Existe uma primeira e essencial
pista do que há de errado com o filme de Lifshitz já
no seu título: admitidamente inspirado pela canção de
Lou Reed, ele nos cria uma chave interpretativa inconfundível,
que por si mesma categoriza os personagens para nós
– aqueles que vêm do “lado selvagem”, ou seria melhor,
os “marginais”. Ou seja, por mais que tudo que o diretor
tente fazer seja o movimento de dar a estes personagens
uma vida própria independente, esta vida mesma está
o tempo todo sob a sombra enorme projetada por esta
torre de significados: A Marginalidade. Quando sabemos
que os três personagens principais do filme formam um
triângulo amoroso a partir de um transexual, um imigrante
russo ilegal e um jovem michê de origem árabe, a coisa
toda piora: a simples descrição do trio não poderia
soar mais “clichê” das “imagens da marginalidade contemporânea”.
Pois é deste engessamento prévio que o filme jamais
conseguirá escapar de todo.
É verdade que ele tenta, e como tenta – seja pela fotografia
(sempre) sutil e cheia de nuances de Agnès Godard, seja
pela montagem/estrutura narrativa que tentam impor ao
filme um fluxo um tanto livre de temporalidade. No entanto,
mesmo estes dois elementos ganham um outro clichê, oposto
mas complementar ao do “retrato de classe”: o da “tentativa
de filme sensível que não se rende aos clichês”. Ou
seja, toda negação de uma narrativa estruturada mais
classicamente, toda a insistência nos enquadramentos
incomuns e movimentos de câmera inesperados, todas as
seqüências de cenas “sem conexão”, com o desejo de dar
ao filme frescor e novidade, não conseguem (quase) nunca
passar da sensação de uma fria tentativa de não ser
óbvio, de ser “único” – e nesta tentativa mesma, resultam
exatamente desta forma.
Lifschitz defende que não faz um filme “sobre a transexualidade”
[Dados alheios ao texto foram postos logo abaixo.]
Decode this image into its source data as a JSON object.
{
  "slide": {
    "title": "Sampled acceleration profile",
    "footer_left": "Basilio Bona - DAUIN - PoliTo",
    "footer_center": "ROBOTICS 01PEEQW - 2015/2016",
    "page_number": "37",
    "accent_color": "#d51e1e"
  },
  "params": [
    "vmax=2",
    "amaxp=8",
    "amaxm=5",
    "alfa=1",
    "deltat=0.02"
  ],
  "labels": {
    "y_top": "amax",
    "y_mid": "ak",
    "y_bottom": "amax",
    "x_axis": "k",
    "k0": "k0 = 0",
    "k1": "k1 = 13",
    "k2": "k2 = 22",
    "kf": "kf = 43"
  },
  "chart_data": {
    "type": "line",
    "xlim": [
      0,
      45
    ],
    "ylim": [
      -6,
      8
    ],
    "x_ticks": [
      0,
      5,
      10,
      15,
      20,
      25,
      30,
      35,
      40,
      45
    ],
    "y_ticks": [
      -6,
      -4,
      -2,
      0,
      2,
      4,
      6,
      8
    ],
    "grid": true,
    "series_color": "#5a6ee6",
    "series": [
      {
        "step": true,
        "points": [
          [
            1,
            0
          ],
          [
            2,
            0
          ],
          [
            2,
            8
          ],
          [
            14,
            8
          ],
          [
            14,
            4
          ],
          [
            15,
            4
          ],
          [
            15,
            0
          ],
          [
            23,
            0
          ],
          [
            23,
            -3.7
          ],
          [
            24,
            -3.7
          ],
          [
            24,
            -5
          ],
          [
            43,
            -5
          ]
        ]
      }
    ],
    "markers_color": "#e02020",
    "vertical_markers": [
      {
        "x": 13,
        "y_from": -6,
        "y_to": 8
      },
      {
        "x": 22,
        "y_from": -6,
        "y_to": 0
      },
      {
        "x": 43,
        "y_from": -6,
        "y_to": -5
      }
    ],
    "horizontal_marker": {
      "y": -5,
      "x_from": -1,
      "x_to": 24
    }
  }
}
e sim “com transexualidade”, mas é difícil levar a sério
suas palavras num filme que abre com um número musical
que, guardadas as devidas proporções, está mais perto
de um clipe de seqüência de créditos do James Bond (com
uma letra que expõe todos os dilemas do “ser transexual”
enquanto a câmera corre pelos rostos de uma série deles
ouvindo um que canta). Não é uma seqüência sem beleza,
como aliás também não é o filme. Mas simplesmente ela
desmonta todo o discurso do diretor – assim
como as cenas seguintes, onde ele fecha o circuito
que vai do geral ao particular (vemos cenas de transexuais
à beira da estrada onde passam os clientes, até que,
depois de alguns minutos “documentais”, é destacada
nossa protagonista). Nesta passagem se explicita a utilização
de Stéphanie (o nome dela) como representante de um
universo, de sua dimensão verdadeiramente metonímica,
e nisso se perde toda e qualquer crença na sua individualização.
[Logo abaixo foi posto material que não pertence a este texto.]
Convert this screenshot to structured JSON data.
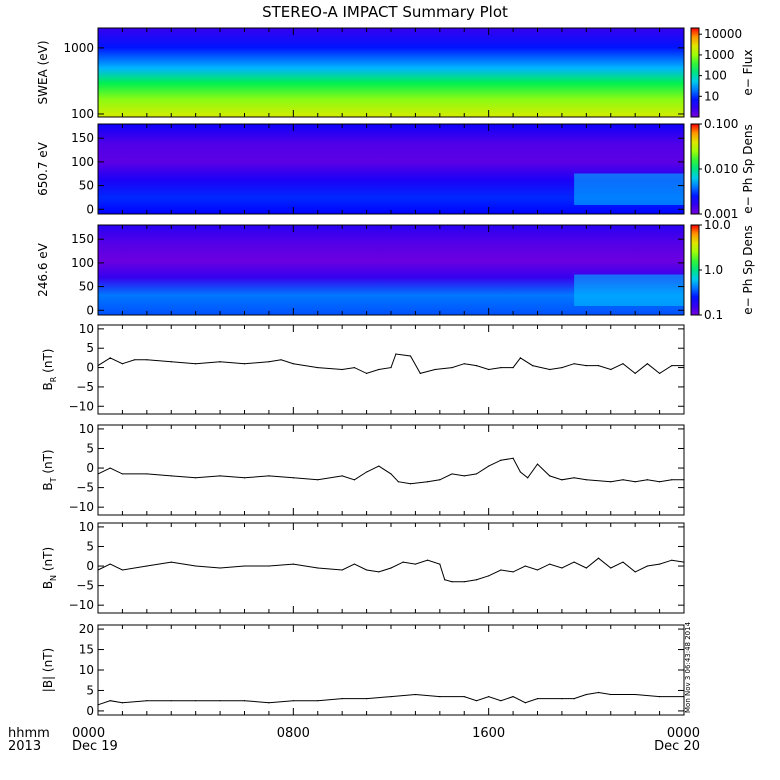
{
  "title": "STEREO-A IMPACT Summary Plot",
  "stamp": "Mon Nov 3 06:43:48 2014",
  "time_axis": {
    "row_labels": [
      "hhmm",
      "2013"
    ],
    "ticks": [
      {
        "hours": 0,
        "label": "0000",
        "sub": "Dec 19"
      },
      {
        "hours": 8,
        "label": "0800",
        "sub": ""
      },
      {
        "hours": 16,
        "label": "1600",
        "sub": ""
      },
      {
        "hours": 24,
        "label": "0000",
        "sub": "Dec 20"
      }
    ],
    "range_hours": [
      0,
      24
    ]
  },
  "chart_data": [
    {
      "type": "heatmap",
      "ylabel": "SWEA (eV)",
      "yscale": "log",
      "ylim": [
        90,
        2000
      ],
      "yticks": [
        {
          "v": 100,
          "label": "100"
        },
        {
          "v": 1000,
          "label": "1000"
        }
      ],
      "colorbar": {
        "label": "e− Flux",
        "scale": "log",
        "range": [
          1,
          20000
        ],
        "palette": "rainbow",
        "ticks": [
          {
            "v": 10,
            "label": "10"
          },
          {
            "v": 100,
            "label": "100"
          },
          {
            "v": 1000,
            "label": "1000"
          },
          {
            "v": 10000,
            "label": "10000"
          }
        ]
      }
    },
    {
      "type": "heatmap",
      "ylabel": "650.7 eV",
      "yscale": "linear",
      "ylim": [
        -10,
        180
      ],
      "yticks": [
        {
          "v": 0,
          "label": "0"
        },
        {
          "v": 50,
          "label": "50"
        },
        {
          "v": 100,
          "label": "100"
        },
        {
          "v": 150,
          "label": "150"
        }
      ],
      "colorbar": {
        "label": "e− Ph Sp Dens",
        "scale": "log",
        "range": [
          0.001,
          0.1
        ],
        "palette": "rainbow",
        "ticks": [
          {
            "v": 0.001,
            "label": "0.001"
          },
          {
            "v": 0.01,
            "label": "0.010"
          },
          {
            "v": 0.1,
            "label": "0.100"
          }
        ]
      }
    },
    {
      "type": "heatmap",
      "ylabel": "246.6 eV",
      "yscale": "linear",
      "ylim": [
        -10,
        180
      ],
      "yticks": [
        {
          "v": 0,
          "label": "0"
        },
        {
          "v": 50,
          "label": "50"
        },
        {
          "v": 100,
          "label": "100"
        },
        {
          "v": 150,
          "label": "150"
        }
      ],
      "colorbar": {
        "label": "e− Ph Sp Dens",
        "scale": "log",
        "range": [
          0.1,
          10
        ],
        "palette": "rainbow",
        "ticks": [
          {
            "v": 0.1,
            "label": "0.1"
          },
          {
            "v": 1,
            "label": "1.0"
          },
          {
            "v": 10,
            "label": "10.0"
          }
        ]
      }
    },
    {
      "type": "line",
      "ylabel_main": "B",
      "ylabel_sub": "R",
      "ylabel_unit": "(nT)",
      "ylim": [
        -12,
        11
      ],
      "yticks": [
        {
          "v": -10,
          "label": "−10"
        },
        {
          "v": -5,
          "label": "−5"
        },
        {
          "v": 0,
          "label": "0"
        },
        {
          "v": 5,
          "label": "5"
        },
        {
          "v": 10,
          "label": "10"
        }
      ],
      "x": [
        0,
        0.5,
        1,
        1.5,
        2,
        3,
        4,
        5,
        6,
        7,
        7.5,
        8,
        9,
        10,
        10.5,
        11,
        11.5,
        12,
        12.2,
        12.8,
        13.2,
        13.8,
        14.5,
        15,
        15.5,
        16,
        16.5,
        17,
        17.3,
        17.8,
        18.5,
        19,
        19.5,
        20,
        20.5,
        21,
        21.5,
        22,
        22.5,
        23,
        23.5,
        24
      ],
      "y": [
        0.5,
        2.5,
        1,
        2,
        2,
        1.5,
        1,
        1.5,
        1,
        1.5,
        2,
        1,
        0,
        -0.5,
        0,
        -1.5,
        -0.5,
        0,
        3.5,
        3,
        -1.5,
        -0.5,
        0,
        1,
        0.5,
        -0.5,
        0,
        0,
        2.5,
        0.5,
        -0.5,
        0,
        1,
        0.5,
        0.5,
        -0.5,
        1,
        -1.5,
        1,
        -1.5,
        0.5,
        0.5
      ]
    },
    {
      "type": "line",
      "ylabel_main": "B",
      "ylabel_sub": "T",
      "ylabel_unit": "(nT)",
      "ylim": [
        -12,
        11
      ],
      "yticks": [
        {
          "v": -10,
          "label": "−10"
        },
        {
          "v": -5,
          "label": "−5"
        },
        {
          "v": 0,
          "label": "0"
        },
        {
          "v": 5,
          "label": "5"
        },
        {
          "v": 10,
          "label": "10"
        }
      ],
      "x": [
        0,
        0.5,
        1,
        2,
        3,
        4,
        5,
        6,
        7,
        8,
        9,
        10,
        10.5,
        11,
        11.5,
        12,
        12.3,
        12.8,
        13.5,
        14,
        14.5,
        15,
        15.5,
        16,
        16.5,
        17,
        17.3,
        17.6,
        18,
        18.5,
        19,
        19.5,
        20,
        21,
        21.5,
        22,
        22.5,
        23,
        23.5,
        24
      ],
      "y": [
        -1.5,
        0,
        -1.5,
        -1.5,
        -2,
        -2.5,
        -2,
        -2.5,
        -2,
        -2.5,
        -3,
        -2,
        -3,
        -1,
        0.5,
        -1.5,
        -3.5,
        -4,
        -3.5,
        -3,
        -1.5,
        -2,
        -1.5,
        0.5,
        2,
        2.5,
        -1,
        -2.5,
        1,
        -2,
        -3,
        -2.5,
        -3,
        -3.5,
        -3,
        -3.5,
        -3,
        -3.5,
        -3,
        -3
      ]
    },
    {
      "type": "line",
      "ylabel_main": "B",
      "ylabel_sub": "N",
      "ylabel_unit": "(nT)",
      "ylim": [
        -12,
        11
      ],
      "yticks": [
        {
          "v": -10,
          "label": "−10"
        },
        {
          "v": -5,
          "label": "−5"
        },
        {
          "v": 0,
          "label": "0"
        },
        {
          "v": 5,
          "label": "5"
        },
        {
          "v": 10,
          "label": "10"
        }
      ],
      "x": [
        0,
        0.5,
        1,
        2,
        3,
        4,
        5,
        6,
        7,
        8,
        9,
        10,
        10.5,
        11,
        11.5,
        12,
        12.5,
        13,
        13.5,
        14,
        14.2,
        14.5,
        15,
        15.5,
        16,
        16.5,
        17,
        17.5,
        18,
        18.5,
        19,
        19.5,
        20,
        20.5,
        21,
        21.5,
        22,
        22.5,
        23,
        23.5,
        24
      ],
      "y": [
        -1,
        0.5,
        -1,
        0,
        1,
        0,
        -0.5,
        0,
        0,
        0.5,
        -0.5,
        -1,
        0.5,
        -1,
        -1.5,
        -0.5,
        1,
        0.5,
        1.5,
        0.5,
        -3.5,
        -4,
        -4,
        -3.5,
        -2.5,
        -1,
        -1.5,
        0,
        -1,
        0.5,
        -0.5,
        1,
        -0.5,
        2,
        -0.5,
        1,
        -1.5,
        0,
        0.5,
        1.5,
        1
      ]
    },
    {
      "type": "line",
      "ylabel_main": "|B|",
      "ylabel_sub": "",
      "ylabel_unit": "(nT)",
      "ylim": [
        -1,
        21
      ],
      "yticks": [
        {
          "v": 0,
          "label": "0"
        },
        {
          "v": 5,
          "label": "5"
        },
        {
          "v": 10,
          "label": "10"
        },
        {
          "v": 15,
          "label": "15"
        },
        {
          "v": 20,
          "label": "20"
        }
      ],
      "x": [
        0,
        0.5,
        1,
        2,
        3,
        4,
        5,
        6,
        7,
        8,
        9,
        10,
        11,
        12,
        13,
        14,
        15,
        15.5,
        16,
        16.5,
        17,
        17.5,
        18,
        19,
        19.5,
        20,
        20.5,
        21,
        22,
        23,
        24
      ],
      "y": [
        1.5,
        2.5,
        2,
        2.5,
        2.5,
        2.5,
        2.5,
        2.5,
        2,
        2.5,
        2.5,
        3,
        3,
        3.5,
        4,
        3.5,
        3.5,
        2.5,
        3.5,
        2.5,
        3.5,
        2,
        3,
        3,
        3,
        4,
        4.5,
        4,
        4,
        3.5,
        3.5
      ]
    }
  ]
}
Claro, é difícil se opor ao discurso aparentemente pró-tolerância
de Lado Selvagem
– mas há que se ver como ele é montado. Seu elogio de
uma “nova família” montada pelos laços de afetividade,
em oposição àquela cosanguínea e tradicional, empalidece,
em seu esquematismo, quando pensamos em filmes como
Madame Satã ou Tudo Sobre Minha Mãe – onde estas afirmações são feitas não pelo martelar
numa tecla de marginalismo, e sim pela (esta sim, tolerante)
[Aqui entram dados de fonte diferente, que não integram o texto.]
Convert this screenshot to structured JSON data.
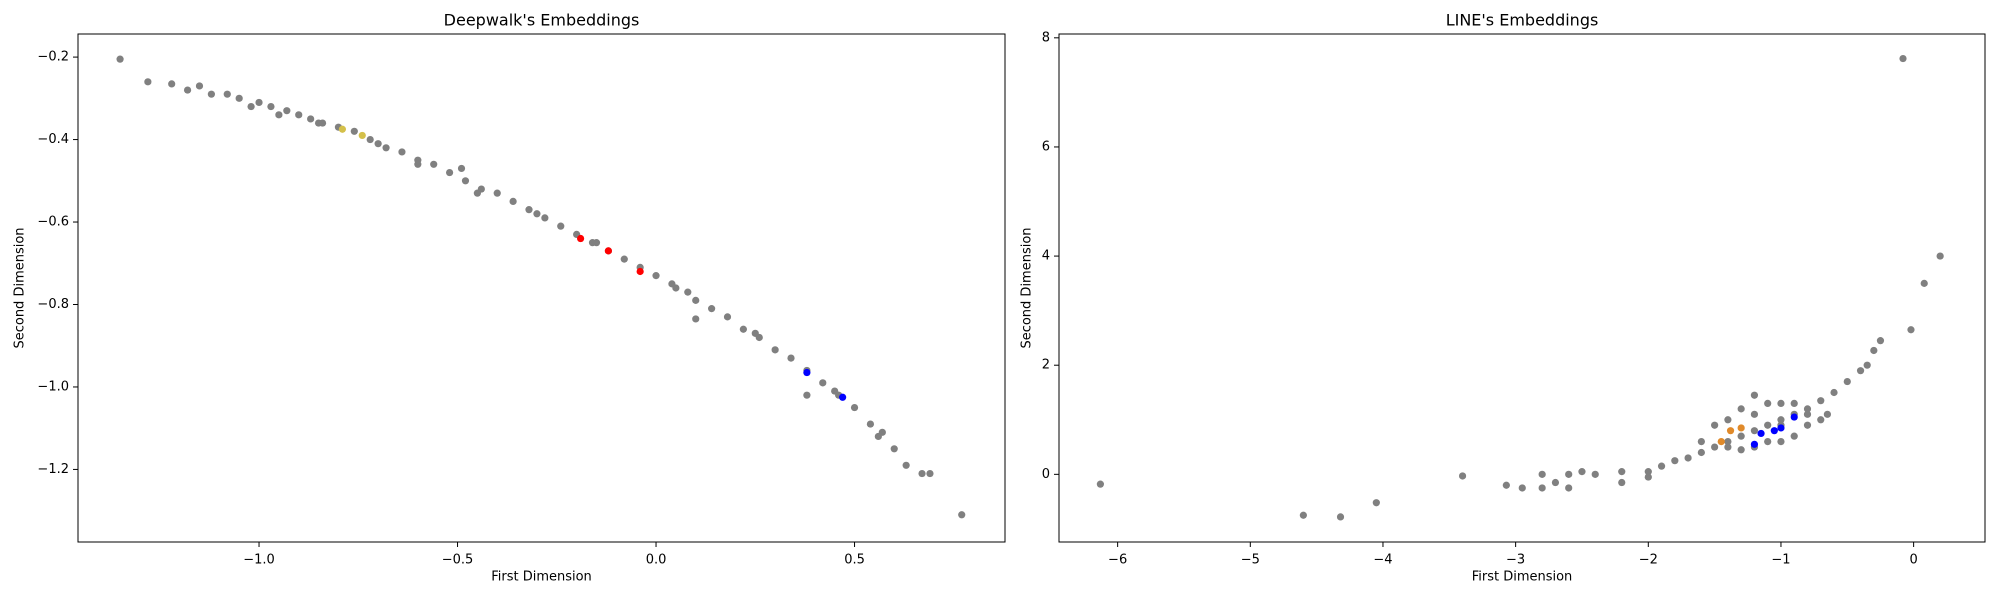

inserção automática destas figuras contestadoras das
normas regentes em narrativas independentes. O que acontece
é que a afirmação que Lado Selvagem parece fazer em todos os seus fotogramas, especialmente
no final (algo do tipo: “somos todos seres humanos”),
para além de seu forte potencial “preaching to the perverted”
(ou seja, no meio onde o filme circula, quem se dispõe
a vê-lo já concorda de saída), tem um lado ainda mais
escuro: soa simplesmente preconceituoso, porque quem
acredita nisso mesmo, sabe que é algo que não se precisa
teorizar e provar, e sim admitir como dado anterior
a qualquer proposição (como nos filmes de Almodóvar
e Ainouz). Dar validade à idéia de que se precisa afirmar
a importância de “serem humanos” é naturalizar e internalizar
no filme o preconceito que o cerca – é tornar os personagens,
mesmo com todas as nuances narrativas/formais buscadas,
pouco mais do que títeres de uma tese a ser provada.
O que é uma pena, porque no filme de Lipshitz há muito
de que desejamos gostar (um possível trabalho com o
significado de “ser homem” hoje, o jogo com os corpos
e seus desejos), mas pouco que ele deixe tão livre quanto
deveria se sentir quem habita no “lado selvagem”.